I met my dad when I was four years old.

I had a father, sure, but he was in and out of my life as many fathers are out of many of their children's lives. But this dad was different. He was dad from day one. Although I knew him as Keith then, it wasn't long before he was just dad. And now? I literally cannot remember what it felt like to not have dad around, and he came relatively late to the game. 

Imagine what you could do, dads who are or who are to be.

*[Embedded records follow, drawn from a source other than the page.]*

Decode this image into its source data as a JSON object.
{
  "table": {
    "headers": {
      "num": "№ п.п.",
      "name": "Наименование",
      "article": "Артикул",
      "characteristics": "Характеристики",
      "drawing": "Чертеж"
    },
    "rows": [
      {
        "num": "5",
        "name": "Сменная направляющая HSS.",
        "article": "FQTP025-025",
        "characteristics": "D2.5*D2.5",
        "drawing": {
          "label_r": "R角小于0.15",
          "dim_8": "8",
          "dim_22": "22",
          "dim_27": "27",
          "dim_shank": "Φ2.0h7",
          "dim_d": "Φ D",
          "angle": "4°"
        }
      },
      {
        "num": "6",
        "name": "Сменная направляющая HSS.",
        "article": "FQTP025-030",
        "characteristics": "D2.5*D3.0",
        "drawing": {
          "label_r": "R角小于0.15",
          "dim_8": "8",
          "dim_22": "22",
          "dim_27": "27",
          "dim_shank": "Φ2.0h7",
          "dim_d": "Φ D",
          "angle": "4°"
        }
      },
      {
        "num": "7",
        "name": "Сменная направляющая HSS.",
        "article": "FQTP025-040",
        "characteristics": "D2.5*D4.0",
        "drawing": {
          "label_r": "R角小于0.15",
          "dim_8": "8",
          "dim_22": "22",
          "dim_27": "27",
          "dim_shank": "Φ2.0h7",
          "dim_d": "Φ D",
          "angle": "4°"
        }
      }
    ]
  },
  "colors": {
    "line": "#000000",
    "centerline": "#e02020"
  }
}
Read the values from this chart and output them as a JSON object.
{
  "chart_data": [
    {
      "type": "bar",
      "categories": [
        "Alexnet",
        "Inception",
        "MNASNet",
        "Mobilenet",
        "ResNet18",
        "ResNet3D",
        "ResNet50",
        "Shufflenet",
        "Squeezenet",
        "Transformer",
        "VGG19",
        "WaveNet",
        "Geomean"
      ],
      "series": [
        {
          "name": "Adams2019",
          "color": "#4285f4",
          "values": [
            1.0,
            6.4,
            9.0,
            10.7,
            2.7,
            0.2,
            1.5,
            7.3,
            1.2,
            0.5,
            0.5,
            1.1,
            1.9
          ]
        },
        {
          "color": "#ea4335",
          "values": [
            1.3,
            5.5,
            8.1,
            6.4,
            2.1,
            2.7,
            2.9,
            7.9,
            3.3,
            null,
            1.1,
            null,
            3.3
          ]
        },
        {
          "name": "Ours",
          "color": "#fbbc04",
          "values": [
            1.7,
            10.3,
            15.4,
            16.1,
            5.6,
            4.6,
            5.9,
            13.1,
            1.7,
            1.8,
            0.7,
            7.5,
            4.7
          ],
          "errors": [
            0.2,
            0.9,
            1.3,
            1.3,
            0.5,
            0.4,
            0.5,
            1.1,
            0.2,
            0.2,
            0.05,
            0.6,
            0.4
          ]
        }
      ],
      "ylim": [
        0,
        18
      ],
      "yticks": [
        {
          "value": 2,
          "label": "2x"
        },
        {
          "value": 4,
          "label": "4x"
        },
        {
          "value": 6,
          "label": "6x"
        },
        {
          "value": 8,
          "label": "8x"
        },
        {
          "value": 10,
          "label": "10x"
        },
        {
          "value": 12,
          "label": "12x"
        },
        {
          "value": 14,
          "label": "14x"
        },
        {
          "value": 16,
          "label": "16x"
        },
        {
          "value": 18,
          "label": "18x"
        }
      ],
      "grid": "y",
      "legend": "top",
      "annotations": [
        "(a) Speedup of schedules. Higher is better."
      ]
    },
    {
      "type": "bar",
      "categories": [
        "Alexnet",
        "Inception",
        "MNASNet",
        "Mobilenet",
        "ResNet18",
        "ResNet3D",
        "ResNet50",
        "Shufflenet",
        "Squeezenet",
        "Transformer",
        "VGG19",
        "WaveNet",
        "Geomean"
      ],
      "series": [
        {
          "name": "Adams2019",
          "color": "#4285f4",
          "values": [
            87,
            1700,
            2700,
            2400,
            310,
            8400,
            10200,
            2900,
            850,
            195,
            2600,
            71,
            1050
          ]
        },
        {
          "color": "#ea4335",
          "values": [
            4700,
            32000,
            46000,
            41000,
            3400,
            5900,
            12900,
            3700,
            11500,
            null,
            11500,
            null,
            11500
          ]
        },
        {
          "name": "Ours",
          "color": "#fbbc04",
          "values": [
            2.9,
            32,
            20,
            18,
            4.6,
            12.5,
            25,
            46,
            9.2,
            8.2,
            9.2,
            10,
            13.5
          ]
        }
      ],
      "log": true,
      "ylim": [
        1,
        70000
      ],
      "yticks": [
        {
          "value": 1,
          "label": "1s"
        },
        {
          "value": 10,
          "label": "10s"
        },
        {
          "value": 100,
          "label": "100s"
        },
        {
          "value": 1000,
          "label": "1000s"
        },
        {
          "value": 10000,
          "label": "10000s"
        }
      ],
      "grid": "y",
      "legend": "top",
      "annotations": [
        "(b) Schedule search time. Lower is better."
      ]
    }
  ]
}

Imagine the opportunity you have to mold and shape your child's life into something great. Do not let that pass you by. I sometimes wonder why my biological dad never came around when he was alive. I ask myself the questions he might have asked himself when he was my age. Most of the time, I think it's about shameI think he convinced himself that I did not need him. 

I think many dads believe that their kids would be better off without them. Well, without knowing you, I cannot say whether that is true. But most of the time it is not. And if it is, then it is up to you to become the person you need to be so that your child thrives because of your presence in their lives. It is up to you to engage in the discipline of parenting. Don't believe you have what it takes? You do. You can become the parent you never had to your child who otherwise may never have. You can become a force of solidarity to your daughter who needs your high opinion of her to believe in her own self-worth. You can become a gentle reminder to your son who may turn to violence without you. You can be the person your children need. You can do it. Just push the start button.